The Jewish community in Karlsruhe established places for religious Jewish life at an early stage: a synagogue, a mikvah and outside the city gates, south of the Landgraben near the Rüppurrer Tor (today near Mendelssohn-Platz), a cemetery, which was occupied since 1725. Jews from the surrounding area of Karlsruhe could also be buried there against payment of a fee.
By the mid-1920s, the Karlsruhe community numbered over 3,400 members (2.5% of the city's population), reaching its peak in terms of numbers. The community was very heterogeneous: there was a small group of wealthy members, but most members of the community, however, came from the bourgeois middle class or came from poor immigrant families from Eastern Europe. The Jews of Karlsruhe worked mainly in industrial trades or in commerce. In these fields almost 80% of the members earned their living.
During the Nazi regime more than 2,100 Jews from Karlsruhe emigrated. The majority of them found protection in the USA or Palestine.

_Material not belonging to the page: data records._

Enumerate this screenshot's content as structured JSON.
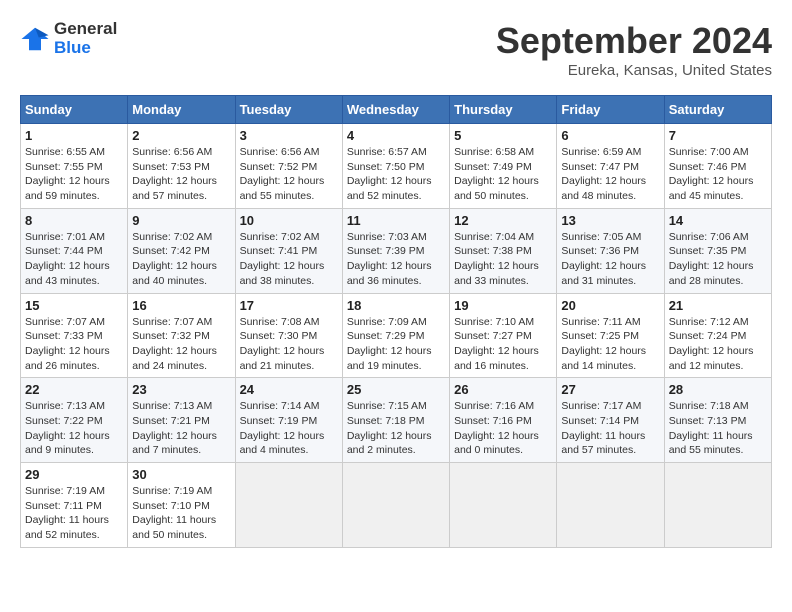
{
  "header": {
    "logo_line1": "General",
    "logo_line2": "Blue",
    "title": "September 2024",
    "subtitle": "Eureka, Kansas, United States"
  },
  "calendar": {
    "days_of_week": [
      "Sunday",
      "Monday",
      "Tuesday",
      "Wednesday",
      "Thursday",
      "Friday",
      "Saturday"
    ],
    "weeks": [
      [
        {
          "day": "1",
          "details": "Sunrise: 6:55 AM\nSunset: 7:55 PM\nDaylight: 12 hours\nand 59 minutes."
        },
        {
          "day": "2",
          "details": "Sunrise: 6:56 AM\nSunset: 7:53 PM\nDaylight: 12 hours\nand 57 minutes."
        },
        {
          "day": "3",
          "details": "Sunrise: 6:56 AM\nSunset: 7:52 PM\nDaylight: 12 hours\nand 55 minutes."
        },
        {
          "day": "4",
          "details": "Sunrise: 6:57 AM\nSunset: 7:50 PM\nDaylight: 12 hours\nand 52 minutes."
        },
        {
          "day": "5",
          "details": "Sunrise: 6:58 AM\nSunset: 7:49 PM\nDaylight: 12 hours\nand 50 minutes."
        },
        {
          "day": "6",
          "details": "Sunrise: 6:59 AM\nSunset: 7:47 PM\nDaylight: 12 hours\nand 48 minutes."
        },
        {
          "day": "7",
          "details": "Sunrise: 7:00 AM\nSunset: 7:46 PM\nDaylight: 12 hours\nand 45 minutes."
        }
      ],
      [
        {
          "day": "8",
          "details": "Sunrise: 7:01 AM\nSunset: 7:44 PM\nDaylight: 12 hours\nand 43 minutes."
        },
        {
          "day": "9",
          "details": "Sunrise: 7:02 AM\nSunset: 7:42 PM\nDaylight: 12 hours\nand 40 minutes."
        },
        {
          "day": "10",
          "details": "Sunrise: 7:02 AM\nSunset: 7:41 PM\nDaylight: 12 hours\nand 38 minutes."
        },
        {
          "day": "11",
          "details": "Sunrise: 7:03 AM\nSunset: 7:39 PM\nDaylight: 12 hours\nand 36 minutes."
        },
        {
          "day": "12",
          "details": "Sunrise: 7:04 AM\nSunset: 7:38 PM\nDaylight: 12 hours\nand 33 minutes."
        },
        {
          "day": "13",
          "details": "Sunrise: 7:05 AM\nSunset: 7:36 PM\nDaylight: 12 hours\nand 31 minutes."
        },
        {
          "day": "14",
          "details": "Sunrise: 7:06 AM\nSunset: 7:35 PM\nDaylight: 12 hours\nand 28 minutes."
        }
      ],
      [
        {
          "day": "15",
          "details": "Sunrise: 7:07 AM\nSunset: 7:33 PM\nDaylight: 12 hours\nand 26 minutes."
        },
        {
          "day": "16",
          "details": "Sunrise: 7:07 AM\nSunset: 7:32 PM\nDaylight: 12 hours\nand 24 minutes."
        },
        {
          "day": "17",
          "details": "Sunrise: 7:08 AM\nSunset: 7:30 PM\nDaylight: 12 hours\nand 21 minutes."
        },
        {
          "day": "18",
          "details": "Sunrise: 7:09 AM\nSunset: 7:29 PM\nDaylight: 12 hours\nand 19 minutes."
        },
        {
          "day": "19",
          "details": "Sunrise: 7:10 AM\nSunset: 7:27 PM\nDaylight: 12 hours\nand 16 minutes."
        },
        {
          "day": "20",
          "details": "Sunrise: 7:11 AM\nSunset: 7:25 PM\nDaylight: 12 hours\nand 14 minutes."
        },
        {
          "day": "21",
          "details": "Sunrise: 7:12 AM\nSunset: 7:24 PM\nDaylight: 12 hours\nand 12 minutes."
        }
      ],
      [
        {
          "day": "22",
          "details": "Sunrise: 7:13 AM\nSunset: 7:22 PM\nDaylight: 12 hours\nand 9 minutes."
        },
        {
          "day": "23",
          "details": "Sunrise: 7:13 AM\nSunset: 7:21 PM\nDaylight: 12 hours\nand 7 minutes."
        },
        {
          "day": "24",
          "details": "Sunrise: 7:14 AM\nSunset: 7:19 PM\nDaylight: 12 hours\nand 4 minutes."
        },
        {
          "day": "25",
          "details": "Sunrise: 7:15 AM\nSunset: 7:18 PM\nDaylight: 12 hours\nand 2 minutes."
        },
        {
          "day": "26",
          "details": "Sunrise: 7:16 AM\nSunset: 7:16 PM\nDaylight: 12 hours\nand 0 minutes."
        },
        {
          "day": "27",
          "details": "Sunrise: 7:17 AM\nSunset: 7:14 PM\nDaylight: 11 hours\nand 57 minutes."
        },
        {
          "day": "28",
          "details": "Sunrise: 7:18 AM\nSunset: 7:13 PM\nDaylight: 11 hours\nand 55 minutes."
        }
      ],
      [
        {
          "day": "29",
          "details": "Sunrise: 7:19 AM\nSunset: 7:11 PM\nDaylight: 11 hours\nand 52 minutes."
        },
        {
          "day": "30",
          "details": "Sunrise: 7:19 AM\nSunset: 7:10 PM\nDaylight: 11 hours\nand 50 minutes."
        },
        {
          "day": "",
          "details": ""
        },
        {
          "day": "",
          "details": ""
        },
        {
          "day": "",
          "details": ""
        },
        {
          "day": "",
          "details": ""
        },
        {
          "day": "",
          "details": ""
        }
      ]
    ]
  }
}
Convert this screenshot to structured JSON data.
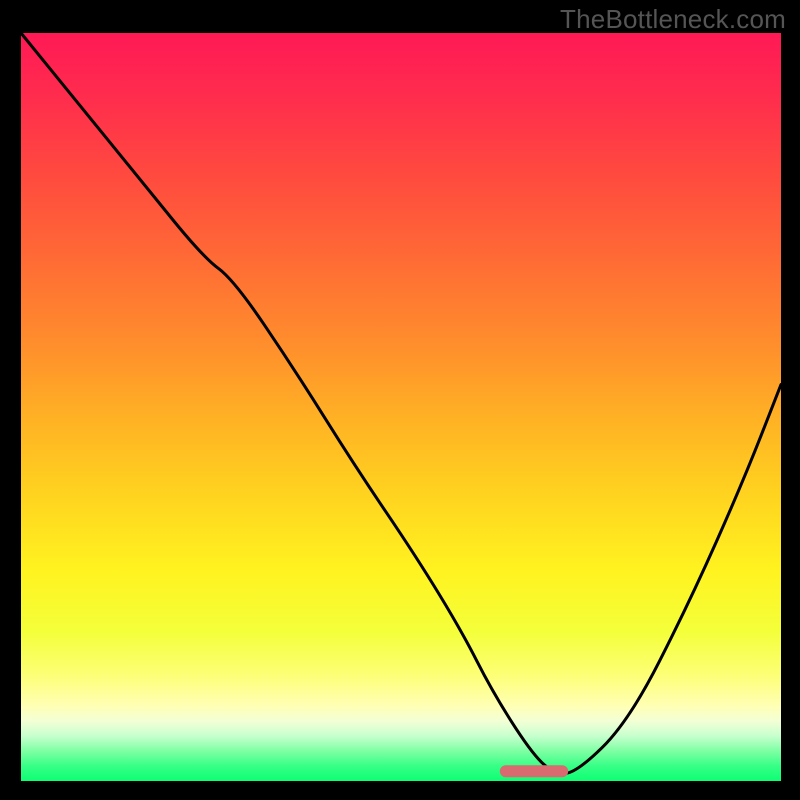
{
  "watermark": "TheBottleneck.com",
  "chart_data": {
    "type": "line",
    "title": "",
    "xlabel": "",
    "ylabel": "",
    "xlim": [
      0,
      100
    ],
    "ylim": [
      0,
      100
    ],
    "series": [
      {
        "name": "curve",
        "x": [
          0,
          8,
          16,
          24,
          28,
          36,
          44,
          52,
          58,
          62,
          67,
          70,
          73,
          80,
          88,
          95,
          100
        ],
        "y": [
          100,
          90,
          80,
          70,
          67,
          55,
          42,
          30,
          20,
          12,
          4,
          1,
          1,
          8,
          24,
          40,
          53
        ]
      }
    ],
    "marker": {
      "x_start": 63,
      "x_end": 72,
      "y": 0.5
    },
    "gradient_stops": [
      {
        "offset": 0,
        "color": "#ff1955"
      },
      {
        "offset": 8,
        "color": "#ff2b4e"
      },
      {
        "offset": 18,
        "color": "#ff4740"
      },
      {
        "offset": 30,
        "color": "#ff6a35"
      },
      {
        "offset": 42,
        "color": "#ff8f2c"
      },
      {
        "offset": 52,
        "color": "#ffb324"
      },
      {
        "offset": 62,
        "color": "#ffd41f"
      },
      {
        "offset": 72,
        "color": "#fff320"
      },
      {
        "offset": 80,
        "color": "#f4ff3a"
      },
      {
        "offset": 86,
        "color": "#fdff77"
      },
      {
        "offset": 90,
        "color": "#ffffb5"
      },
      {
        "offset": 92,
        "color": "#f3ffd6"
      },
      {
        "offset": 94,
        "color": "#c6ffcd"
      },
      {
        "offset": 96,
        "color": "#7effa3"
      },
      {
        "offset": 98,
        "color": "#37ff86"
      },
      {
        "offset": 100,
        "color": "#0cff73"
      }
    ]
  }
}
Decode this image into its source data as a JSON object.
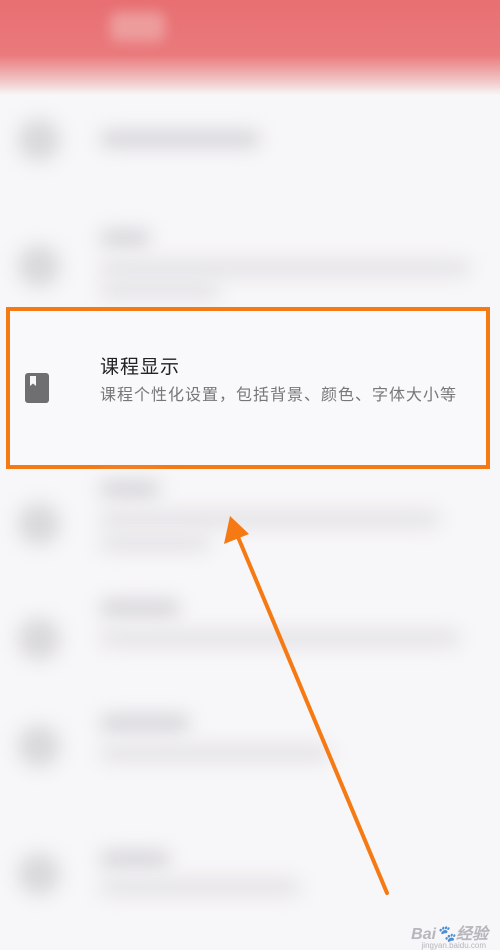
{
  "highlighted_item": {
    "title": "课程显示",
    "description": "课程个性化设置，包括背景、颜色、字体大小等",
    "icon": "bookmark-icon"
  },
  "watermark": {
    "brand": "Bai",
    "sub": "jingyan.baidu.com"
  },
  "colors": {
    "header": "#e86f72",
    "highlight_border": "#f57a14",
    "arrow": "#f57a14"
  }
}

About 60 to 80 children were sent from Karlsruhe to Great Britain with the Kindertransports.
950 Jewish men, women and children from Karlsruhe were deported to Gurs (southern France) on October 22, 1940
. Only about 40 survived.After the war, a prayer room was reestablished in Herrenstrasse at the end of 1945. The room was located in the former house of the Orthodox Jewish community, which had been used after the November pogrom in 1938 until 1940.
In 1971, the inauguration of the new Jewish community center took place in Knielinger Allee. The roof of the hexagonal building, which houses the synagogue, has the shape of a Star of David.